Rachini, a daughter of Zoustar, will make her debut in Wednesday’s Listed Debutant Stakes at Caulfield, a race for which she is the early $4 favourite.
Within 24 hours, she is set to be auctioned in absentia as Lot 89 of the Ready2 Race Sale, an occurrence believed to be a first for Inglis.
She will be offered by Dean Harvey’s Baystone Farm, who are in the ownership of the filly along with Flemington Bloodstock, Shane Morrissy and a couple of others.
Harvey, who works closely with trainer Leon and Troy Corstens and Will Larkin, purchased the filly for $200,000 at this year’s Magic Millions Yearling Sale.

The pinhook approach is a familiar business model for Harvey and Troy Corstens, with Baystone to offer 10 two-year-olds at Thursday’s sale.
Rachini registered a relatively slick 10.81s at the Wangaratta breeze-ups on September 30, the 17th fastest time of the day, but it was her Flemington jumpout win three days later which has her at the top of markets to win her first race.
She won the jumpout by three lengths in what looked like a perfect tune-up for her debut.
The prospect that she lives up to that potential and wins on Wednesday would create massive interest ahead of her sale on Thursday, assuming connections wish to proceed with the sale.
A filly on offer through a breeze-up sale with a black-type win already on her resume would be likely to challenge the record $1 million result from last year’s sale.

Who sold that horse? Baystone, of course. Signature Scent, as she is now known, was purchased by Yulong, who had actually bred the filly and sold her to Baystone for $200,000 at the 2024 Inglis Easter Yearling Sale.
A filly of significant promise, she has now won two of her four races for Ciaron Maher.
Two years ago, Baystone had a horse called Aardvark entered for the Magic Millions Horses In Training Sale.
So impressive was the Capitalist colt in winning two Flemington trials that bloodstock agent James Harron bought into him before he could be offered through the Gold Coast breeze-up sale.
Like Rachini, he debuted in the Debutant, running third before winning a Listed Talindert Stakes in the autumn of his two-year-old season.
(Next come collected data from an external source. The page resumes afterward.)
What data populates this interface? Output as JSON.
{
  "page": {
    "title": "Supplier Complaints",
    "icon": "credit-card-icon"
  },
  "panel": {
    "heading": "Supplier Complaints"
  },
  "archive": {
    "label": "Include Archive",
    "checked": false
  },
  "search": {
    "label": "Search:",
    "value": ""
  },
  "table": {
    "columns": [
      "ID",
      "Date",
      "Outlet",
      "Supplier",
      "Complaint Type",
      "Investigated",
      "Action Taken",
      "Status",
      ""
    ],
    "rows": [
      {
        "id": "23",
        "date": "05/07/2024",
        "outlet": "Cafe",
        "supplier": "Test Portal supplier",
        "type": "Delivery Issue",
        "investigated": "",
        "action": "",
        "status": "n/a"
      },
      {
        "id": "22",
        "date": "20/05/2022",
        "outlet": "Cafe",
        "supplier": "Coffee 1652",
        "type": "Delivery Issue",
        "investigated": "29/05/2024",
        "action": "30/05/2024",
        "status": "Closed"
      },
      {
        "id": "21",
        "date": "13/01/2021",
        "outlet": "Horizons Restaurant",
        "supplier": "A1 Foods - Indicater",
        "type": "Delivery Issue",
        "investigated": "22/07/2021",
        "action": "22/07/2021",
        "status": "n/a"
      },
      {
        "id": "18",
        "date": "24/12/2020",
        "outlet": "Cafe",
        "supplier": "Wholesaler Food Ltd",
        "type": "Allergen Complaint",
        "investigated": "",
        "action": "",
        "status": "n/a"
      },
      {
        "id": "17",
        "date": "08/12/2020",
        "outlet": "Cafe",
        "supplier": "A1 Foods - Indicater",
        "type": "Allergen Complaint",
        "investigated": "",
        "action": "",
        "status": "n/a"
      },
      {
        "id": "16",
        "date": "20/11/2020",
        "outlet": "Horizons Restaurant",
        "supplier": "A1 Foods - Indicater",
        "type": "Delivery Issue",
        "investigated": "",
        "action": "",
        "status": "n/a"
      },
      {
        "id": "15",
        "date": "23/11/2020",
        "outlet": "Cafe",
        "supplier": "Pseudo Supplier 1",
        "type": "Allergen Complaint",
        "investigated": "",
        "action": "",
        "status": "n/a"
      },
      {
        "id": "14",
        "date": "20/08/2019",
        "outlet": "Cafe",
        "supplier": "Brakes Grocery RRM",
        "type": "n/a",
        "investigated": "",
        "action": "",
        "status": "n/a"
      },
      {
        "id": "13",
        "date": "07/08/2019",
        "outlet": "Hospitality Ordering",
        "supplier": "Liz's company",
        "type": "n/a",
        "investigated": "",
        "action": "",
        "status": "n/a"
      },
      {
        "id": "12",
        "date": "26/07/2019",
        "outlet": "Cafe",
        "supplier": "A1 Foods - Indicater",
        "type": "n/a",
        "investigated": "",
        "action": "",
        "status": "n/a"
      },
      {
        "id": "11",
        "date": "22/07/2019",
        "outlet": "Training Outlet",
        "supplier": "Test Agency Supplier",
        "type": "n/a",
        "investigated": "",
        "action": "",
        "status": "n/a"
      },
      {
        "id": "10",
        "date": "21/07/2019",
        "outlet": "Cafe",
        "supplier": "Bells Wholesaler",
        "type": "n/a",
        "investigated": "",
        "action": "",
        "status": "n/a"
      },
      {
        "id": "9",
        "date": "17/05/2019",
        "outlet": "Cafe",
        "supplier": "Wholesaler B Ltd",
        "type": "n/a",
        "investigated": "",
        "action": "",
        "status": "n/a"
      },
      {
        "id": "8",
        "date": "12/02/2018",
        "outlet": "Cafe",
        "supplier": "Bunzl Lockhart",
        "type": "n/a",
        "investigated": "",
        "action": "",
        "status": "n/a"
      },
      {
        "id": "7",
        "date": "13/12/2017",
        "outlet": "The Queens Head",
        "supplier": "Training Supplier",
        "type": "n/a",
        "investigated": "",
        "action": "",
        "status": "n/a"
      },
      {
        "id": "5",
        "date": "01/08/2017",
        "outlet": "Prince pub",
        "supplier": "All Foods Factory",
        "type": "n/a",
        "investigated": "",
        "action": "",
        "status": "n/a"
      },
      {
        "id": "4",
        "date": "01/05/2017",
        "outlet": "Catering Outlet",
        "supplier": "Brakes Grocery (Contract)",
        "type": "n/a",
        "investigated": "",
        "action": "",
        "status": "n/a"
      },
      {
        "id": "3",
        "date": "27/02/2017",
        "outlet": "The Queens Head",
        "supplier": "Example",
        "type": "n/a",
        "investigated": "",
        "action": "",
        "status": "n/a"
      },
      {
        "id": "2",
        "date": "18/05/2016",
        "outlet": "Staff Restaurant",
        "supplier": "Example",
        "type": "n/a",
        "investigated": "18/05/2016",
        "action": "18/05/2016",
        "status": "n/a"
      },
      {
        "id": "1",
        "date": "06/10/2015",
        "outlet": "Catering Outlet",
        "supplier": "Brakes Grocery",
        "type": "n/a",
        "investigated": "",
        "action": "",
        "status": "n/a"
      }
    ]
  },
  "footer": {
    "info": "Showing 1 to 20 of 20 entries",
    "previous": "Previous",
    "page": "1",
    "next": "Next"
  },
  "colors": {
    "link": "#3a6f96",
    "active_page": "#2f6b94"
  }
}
The risk for Baystone is that Rachini fails to live up to expectation at Caulfield, but as Corstens told the Straight Talk podcast last month, the “sell-first” mantra is an important part of the plan.
“We are of the model, Dean and I, that we want to sell everything. I don't want to be seen as keeping the good ones. So, we put them out there and we sell them,” the trainer said.
“And hopefully in the future, I can buy the majority of the ones that I want to back. But at the moment, I can't afford it.”
The pinhook model is an extra string to Corstens’ bow in a competitive training landscape, but should she win on Wednesday and he has to hand her off to someone else on Thursday, it would still sting.
“I've got a solid training base of horses coming through that obviously I still want to get really good results because I can tell you, I sold a filly for a million dollars last year, but it wasn't as good as the feeling as Baraqiel winning a Group 1,” he said.